Essay Test: Ethan Frome


Br. Rob Peach

ENG 320 Sections 2 and 4

30 March 2007

Essay Test, re: Ethan Frome

Short Answer: (15 points)

We’ve talked a lot about the meaning of names in the novel. Explain the significance and relationship of the following names—Ethan Frome, Zeena (Zenobia), and Mattie Silver—to the plot conflict and theme of the novel. In other words, compose a list of possible definitions for each name and then write why you think the descriptions are appropriate to what happens in the text.

Essay: (25 points)

We’ve talked quite a bit about the major motifs of Wharton’s Ethan Frome, namely those thematic issues of “effacement,” “obscurity,” “power,” and “identity.” Based on what you have in in the text, your notes, and what we’ve discussed in class, construct an essay in which you delve into three of the four aforesaid elements, exploring their meaning as well as their relevance to the text.

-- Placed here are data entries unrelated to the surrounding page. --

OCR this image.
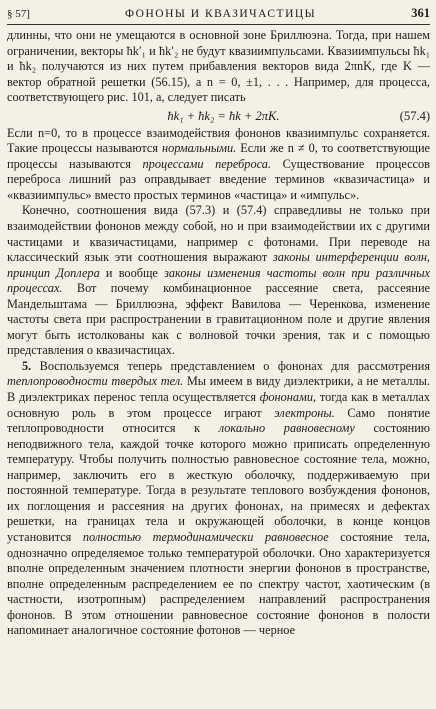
§ 57]	ФОНОНЫ И КВАЗИЧАСТИЦЫ	361

длинны, что они не умещаются в основной зоне Бриллюэна. Тогда, при нашем ограничении, векторы ħk′₁ и ħk′₂ не будут квазиимпульсами. Квазиимпульсы ħk₁ и ħk₂ получаются из них путем прибавления векторов вида 2πnK, где K — вектор обратной решетки (56.15), а n = 0, ±1, . . . Например, для процесса, соответствующего рис. 101, a, следует писать

ħk₁ + ħk₂ = ħk + 2πK.	(57.4)

Если n=0, то в процессе взаимодействия фононов квазиимпульс сохраняется. Такие процессы называются нормальными. Если же n ≠ 0, то соответствующие процессы называются процессами переброса. Существование процессов переброса лишний раз оправдывает введение терминов «квазичастица» и «квазиимпульс» вместо простых терминов «частица» и «импульс».

Конечно, соотношения вида (57.3) и (57.4) справедливы не только при взаимодействии фононов между собой, но и при взаимодействии их с другими частицами и квазичастицами, например с фотонами. При переводе на классический язык эти соотношения выражают законы интерференции волн, принцип Доплера и вообще законы изменения частоты волн при различных процессах. Вот почему комбинационное рассеяние света, рассеяние Мандельштама — Бриллюэна, эффект Вавилова — Черенкова, изменение частоты света при распространении в гравитационном поле и другие явления могут быть истолкованы как с волновой точки зрения, так и с помощью представления о квазичастицах.

5. Воспользуемся теперь представлением о фононах для рассмотрения теплопроводности твердых тел. Мы имеем в виду диэлектрики, а не металлы. В диэлектриках перенос тепла осуществляется фононами, тогда как в металлах основную роль в этом процессе играют электроны. Само понятие теплопроводности относится к локально равновесному состоянию неподвижного тела, каждой точке которого можно приписать определенную температуру. Чтобы получить полностью равновесное состояние тела, можно, например, заключить его в жесткую оболочку, поддерживаемую при постоянной температуре. Тогда в результате теплового возбуждения фононов, их поглощения и рассеяния на других фононах, на примесях и дефектах решетки, на границах тела и окружающей оболочки, в конце концов установится полностью термодинамически равновесное состояние тела, однозначно определяемое только температурой оболочки. Оно характеризуется вполне определенным значением плотности энергии фононов в пространстве, вполне определенным распределением ее по спектру частот, хаотическим (в частности, изотропным) распределением направлений распространения фононов. В этом отношении равновесное состояние фононов в полости напоминает аналогичное состояние фотонов — черное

For your concluding paragraph, please synthesize your chosen themes by explaining their inter-relationship.

Sunday, March 25, 2007

Your Take on Madden's Take: A Film Review of Ethan Frome

Following is a film review on Ethan Frome from a website called, Spirituality and Practice.

Film Review

By Frederic and Mary Ann Brussat

Ethan Frome
Directed by John Madden
Buena Vista Home Entertainment 03/93 DVD/VHS Feature Film
PG - thematic elements

When a young minister (Tate Donovan) arrives in a turn-of-the-century New England town, he is taken aback by the tight-lipped rural community's chilly treatment of Ethan Frome (Liam Neeson), a poor, lame farmer. The minister's landlady tells him the startling story of this man whose spirit and body have both been broken.

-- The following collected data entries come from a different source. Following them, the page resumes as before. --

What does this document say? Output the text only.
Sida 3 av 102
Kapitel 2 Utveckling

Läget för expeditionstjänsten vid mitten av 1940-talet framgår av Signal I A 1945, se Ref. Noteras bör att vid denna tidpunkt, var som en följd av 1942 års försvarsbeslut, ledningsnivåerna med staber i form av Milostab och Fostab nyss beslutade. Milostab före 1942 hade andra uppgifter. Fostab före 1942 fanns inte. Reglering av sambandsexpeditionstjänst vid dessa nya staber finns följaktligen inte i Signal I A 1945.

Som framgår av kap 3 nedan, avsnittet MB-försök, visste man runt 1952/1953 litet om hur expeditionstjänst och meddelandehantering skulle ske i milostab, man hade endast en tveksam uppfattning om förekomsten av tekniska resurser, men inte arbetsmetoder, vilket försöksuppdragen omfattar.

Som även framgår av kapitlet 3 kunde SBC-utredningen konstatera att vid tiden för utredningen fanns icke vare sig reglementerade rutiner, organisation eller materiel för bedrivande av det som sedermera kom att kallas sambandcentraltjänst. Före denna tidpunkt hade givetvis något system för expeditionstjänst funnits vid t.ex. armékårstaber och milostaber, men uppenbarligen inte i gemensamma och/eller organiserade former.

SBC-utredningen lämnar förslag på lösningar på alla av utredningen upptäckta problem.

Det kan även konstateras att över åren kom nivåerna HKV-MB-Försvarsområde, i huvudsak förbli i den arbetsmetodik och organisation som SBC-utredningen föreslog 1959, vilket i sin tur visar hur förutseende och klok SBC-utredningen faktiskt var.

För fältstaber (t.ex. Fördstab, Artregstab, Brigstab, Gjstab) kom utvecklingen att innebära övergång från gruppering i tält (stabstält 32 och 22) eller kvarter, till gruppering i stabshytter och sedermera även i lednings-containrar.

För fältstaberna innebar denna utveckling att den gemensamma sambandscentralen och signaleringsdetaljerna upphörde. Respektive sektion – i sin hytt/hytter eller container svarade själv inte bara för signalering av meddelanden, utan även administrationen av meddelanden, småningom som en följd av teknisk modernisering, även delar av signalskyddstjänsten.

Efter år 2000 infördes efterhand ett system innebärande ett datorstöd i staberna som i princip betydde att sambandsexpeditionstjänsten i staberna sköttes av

Following the death of his mother, Ethan marries Zeena (Joan Allen), a cousin who had served as a caretaker for them. She's a cold and ill-tempered woman who develops into a full-fledged hypochondriac. Unable to handle chores, Zeena takes in her orphaned cousin Mattie (Patricia Arquette) as a housekeeper. This charming and vibrant young woman soon becomes Zeena's doormat.

Although both Mattie and the emotionally remote Ethan lack the words to describe their attraction to one another, they have an opportunity to be together alone when Zeena visits a doctor in another town. Like two flowers who have never had the chance to bloom, they express their love. However, when Zeena discovers what has happened she sets in motion an event which will leave them all trapped together in mutual misery.

Edith Wharton wrote Ethan Frome in 1911 and it remains one of her most popular novels. John Madden has perfectly cast this stark drama which unfolds from a spare screenplay by Richard Nelson. Shot in Vermont, the harsh rural landscape comes across as another character in the story.

On one level, Ethan Frome can be interpreted as an adult fairy tale where the wicked witch wins and the lovers do not live happily ever after. On a more serious level, as literary critic Lionel Trilling has suggested, the story examines what happens to individuals who are hobbled by "the morality of inertia." The lovers lack both the courage and the conviction to forge a new life for themselves, thanks to their subservience to community standards. Their fear dooms them to the routine, death-in-life existence that they so desperately yearned to transcend. The real moral of Ethan Frome is — follow the imperatives of your heart or risk losing your soul.